I'm the guy that "stumbles upon this thread three years from now" as the original poster suggested and so I don't feel hesitant to revive it now.
I was reading Wilkie Collins' The Moonstone (an 1868 mystery) when I stumbled upon this book in the SF section of my local bookstore. I've read Dan Simmons before and know he is a good writer, though I'm not usually interested in his stories. This one I was interested in, though, when I opened the first chapter and it states "I am Wilkie Collins..."

I've read the thread and agree with most of the comments here about the book being too long, too focused on Collins hallucinations, and not having a clear or satisfying ending. However, my experience reading this book was wonderful since I was concurrently reading Collins' own work for a portion of it and I also at long last decided to tackle Dickens' unfinished The Mystery of Edwin Drood.

As some previous posters here surmised, having a familiarity with both works is a benefit while reading Drood. This well-researched book is actually about the process of writing both of those. Simmons does a great job of setting up situations (based on real documents written by Collins and Dickens) that inspire the ultimate works they historically wrote, but tweaks it in a seemingly supernatural way.

The style of writing is perfect since The Moonstone is written in the first person as a series of testimonies from the characters, so Drood being written as a testimony by Collins is suitable. He is an unreliable narrator, which is best to realize sooner than later.

I was not an enthusiastic Dickens reader at first, until I tweaked the way I read. By slowing down and really soaking in the characters and descriptions instead of ripping through a story like I do with most modern page turners, my appreciation for Dickens' novels increased immensely. I've read four or five in the past couple years and loved them all. I was not inspired to read The Mystery of Edwin Drood because it was unfinished, but I decided to read it before getting too far in Drood. I'm glad I did.

Not only is Dickens' Mystery a wonderful novel full of characters that are memorable and prove that he was still firing on all cylinders when he tragically died, his setup has inspired dozens of "solutions" that I am now ready to dive into. As for Simmons' Drood, the characters weave through this novel from Gooseberry to Dardles and Simmons does a credible job showing us a "real" version of what became an inspired Dickens' creation in his novel.

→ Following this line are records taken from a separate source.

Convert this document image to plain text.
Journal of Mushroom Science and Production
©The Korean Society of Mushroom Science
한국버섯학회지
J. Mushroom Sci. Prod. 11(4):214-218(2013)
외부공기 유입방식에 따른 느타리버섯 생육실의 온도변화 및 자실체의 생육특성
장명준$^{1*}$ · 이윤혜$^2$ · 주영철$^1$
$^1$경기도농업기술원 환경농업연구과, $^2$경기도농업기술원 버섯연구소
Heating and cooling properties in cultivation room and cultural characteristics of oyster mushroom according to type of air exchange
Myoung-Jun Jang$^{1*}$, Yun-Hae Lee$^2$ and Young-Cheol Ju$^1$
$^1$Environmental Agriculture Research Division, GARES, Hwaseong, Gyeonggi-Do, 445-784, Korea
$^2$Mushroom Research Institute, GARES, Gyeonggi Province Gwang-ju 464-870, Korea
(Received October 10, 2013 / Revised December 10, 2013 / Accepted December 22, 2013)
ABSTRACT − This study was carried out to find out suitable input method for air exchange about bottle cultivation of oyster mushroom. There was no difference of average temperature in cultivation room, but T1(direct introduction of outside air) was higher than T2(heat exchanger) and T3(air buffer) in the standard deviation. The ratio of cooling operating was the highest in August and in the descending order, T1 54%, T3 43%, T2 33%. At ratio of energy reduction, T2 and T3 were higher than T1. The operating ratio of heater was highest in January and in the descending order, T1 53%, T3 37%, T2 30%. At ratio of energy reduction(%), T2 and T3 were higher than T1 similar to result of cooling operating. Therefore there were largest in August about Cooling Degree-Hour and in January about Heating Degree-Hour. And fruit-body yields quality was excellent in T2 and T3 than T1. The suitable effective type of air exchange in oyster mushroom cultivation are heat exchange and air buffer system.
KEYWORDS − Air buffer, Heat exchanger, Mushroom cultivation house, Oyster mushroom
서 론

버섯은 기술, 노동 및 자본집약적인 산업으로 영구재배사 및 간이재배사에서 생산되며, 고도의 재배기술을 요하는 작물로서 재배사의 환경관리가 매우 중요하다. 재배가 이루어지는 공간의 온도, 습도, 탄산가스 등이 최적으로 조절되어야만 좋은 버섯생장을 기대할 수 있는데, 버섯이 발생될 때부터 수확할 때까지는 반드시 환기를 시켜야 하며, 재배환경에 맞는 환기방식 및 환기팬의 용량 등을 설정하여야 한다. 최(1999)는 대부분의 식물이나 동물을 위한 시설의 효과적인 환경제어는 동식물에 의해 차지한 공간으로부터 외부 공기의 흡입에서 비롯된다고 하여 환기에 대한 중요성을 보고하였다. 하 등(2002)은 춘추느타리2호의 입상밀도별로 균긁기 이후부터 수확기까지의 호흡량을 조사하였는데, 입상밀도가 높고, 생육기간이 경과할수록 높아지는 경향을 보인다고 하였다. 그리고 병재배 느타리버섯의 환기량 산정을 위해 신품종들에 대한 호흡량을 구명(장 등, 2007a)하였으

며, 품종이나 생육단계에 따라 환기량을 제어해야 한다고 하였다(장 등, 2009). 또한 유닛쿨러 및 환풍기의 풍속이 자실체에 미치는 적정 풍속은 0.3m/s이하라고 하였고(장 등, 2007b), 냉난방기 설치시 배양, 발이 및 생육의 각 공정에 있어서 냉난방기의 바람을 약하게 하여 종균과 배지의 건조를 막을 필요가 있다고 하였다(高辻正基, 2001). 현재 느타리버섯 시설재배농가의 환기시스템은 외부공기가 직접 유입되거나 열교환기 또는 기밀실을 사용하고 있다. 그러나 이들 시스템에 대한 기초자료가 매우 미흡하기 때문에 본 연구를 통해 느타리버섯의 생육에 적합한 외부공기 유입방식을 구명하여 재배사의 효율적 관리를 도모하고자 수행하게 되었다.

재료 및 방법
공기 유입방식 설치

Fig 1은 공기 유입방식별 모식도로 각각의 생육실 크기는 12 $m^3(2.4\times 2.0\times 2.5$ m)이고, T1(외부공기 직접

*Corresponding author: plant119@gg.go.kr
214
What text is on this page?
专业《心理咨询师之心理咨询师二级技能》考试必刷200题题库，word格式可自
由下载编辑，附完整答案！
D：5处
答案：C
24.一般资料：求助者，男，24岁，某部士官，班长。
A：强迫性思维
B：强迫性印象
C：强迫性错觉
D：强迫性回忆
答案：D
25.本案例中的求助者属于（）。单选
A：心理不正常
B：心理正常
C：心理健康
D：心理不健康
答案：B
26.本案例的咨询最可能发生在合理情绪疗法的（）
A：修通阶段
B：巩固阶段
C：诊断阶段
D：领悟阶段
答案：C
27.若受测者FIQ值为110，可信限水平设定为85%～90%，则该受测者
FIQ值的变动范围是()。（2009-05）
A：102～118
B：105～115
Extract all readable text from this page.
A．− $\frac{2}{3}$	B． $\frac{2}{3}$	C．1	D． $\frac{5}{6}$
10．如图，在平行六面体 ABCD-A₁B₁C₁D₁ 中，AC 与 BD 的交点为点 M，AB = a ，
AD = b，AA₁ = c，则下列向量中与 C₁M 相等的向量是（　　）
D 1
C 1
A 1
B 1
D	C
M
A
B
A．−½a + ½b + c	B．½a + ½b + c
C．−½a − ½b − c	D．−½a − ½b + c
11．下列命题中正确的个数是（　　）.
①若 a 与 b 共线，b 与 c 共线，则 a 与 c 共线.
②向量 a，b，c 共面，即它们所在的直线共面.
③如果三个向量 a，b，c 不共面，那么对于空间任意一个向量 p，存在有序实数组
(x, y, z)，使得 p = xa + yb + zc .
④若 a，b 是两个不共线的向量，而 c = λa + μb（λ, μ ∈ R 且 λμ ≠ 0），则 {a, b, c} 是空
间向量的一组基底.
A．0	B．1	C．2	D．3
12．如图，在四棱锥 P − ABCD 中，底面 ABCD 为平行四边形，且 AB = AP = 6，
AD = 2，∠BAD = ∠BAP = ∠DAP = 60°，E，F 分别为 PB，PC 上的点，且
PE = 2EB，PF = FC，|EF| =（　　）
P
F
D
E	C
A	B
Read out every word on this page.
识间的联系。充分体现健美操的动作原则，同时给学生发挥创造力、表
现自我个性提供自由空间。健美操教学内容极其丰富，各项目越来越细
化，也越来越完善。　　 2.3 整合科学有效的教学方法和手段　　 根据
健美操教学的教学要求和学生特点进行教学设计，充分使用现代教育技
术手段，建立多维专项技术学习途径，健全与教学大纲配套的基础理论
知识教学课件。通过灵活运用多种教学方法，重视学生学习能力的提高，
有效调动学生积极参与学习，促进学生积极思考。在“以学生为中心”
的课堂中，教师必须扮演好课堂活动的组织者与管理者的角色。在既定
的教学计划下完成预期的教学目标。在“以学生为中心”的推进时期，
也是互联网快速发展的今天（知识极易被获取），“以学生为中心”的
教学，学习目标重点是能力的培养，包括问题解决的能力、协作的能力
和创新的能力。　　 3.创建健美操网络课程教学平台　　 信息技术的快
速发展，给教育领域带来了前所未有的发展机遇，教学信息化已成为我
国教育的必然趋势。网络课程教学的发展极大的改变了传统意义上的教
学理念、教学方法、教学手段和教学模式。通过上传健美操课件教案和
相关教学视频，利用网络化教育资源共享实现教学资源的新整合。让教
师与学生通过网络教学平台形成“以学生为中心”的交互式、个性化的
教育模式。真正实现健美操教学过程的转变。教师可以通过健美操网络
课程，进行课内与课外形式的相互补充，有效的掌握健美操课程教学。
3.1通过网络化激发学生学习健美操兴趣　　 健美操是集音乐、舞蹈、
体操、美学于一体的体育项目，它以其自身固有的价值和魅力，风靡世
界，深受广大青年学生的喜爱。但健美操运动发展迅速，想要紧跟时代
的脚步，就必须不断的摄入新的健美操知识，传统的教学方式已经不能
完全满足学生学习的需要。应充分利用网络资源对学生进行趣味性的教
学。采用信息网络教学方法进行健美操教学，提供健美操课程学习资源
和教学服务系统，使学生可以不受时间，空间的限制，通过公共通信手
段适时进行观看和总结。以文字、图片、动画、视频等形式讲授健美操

My opinion is that Simmons succeeded in what he set out to do - create a story about the last five years of Dickens' life using only documented sources. I loved my time with the book because of the weaving of threads from the other two that were fresh in mind. Do I think the book goes on too long and has an unexceptional resolution? Yes. However, these are criticisms shared with Dickens' own works and Simmons decision suits the subject.

46Karlstar
aug 30, 2022, 12:17 pm

>45 BionicJim: Thanks for that, I did wonder while reading Drood if I was missing something because I was unfamiliar with the works of Wilkie Collins.

47MrsLee
aug 30, 2022, 7:50 pm

>45 BionicJim: Thank you for sharing your thoughts. Very interesting.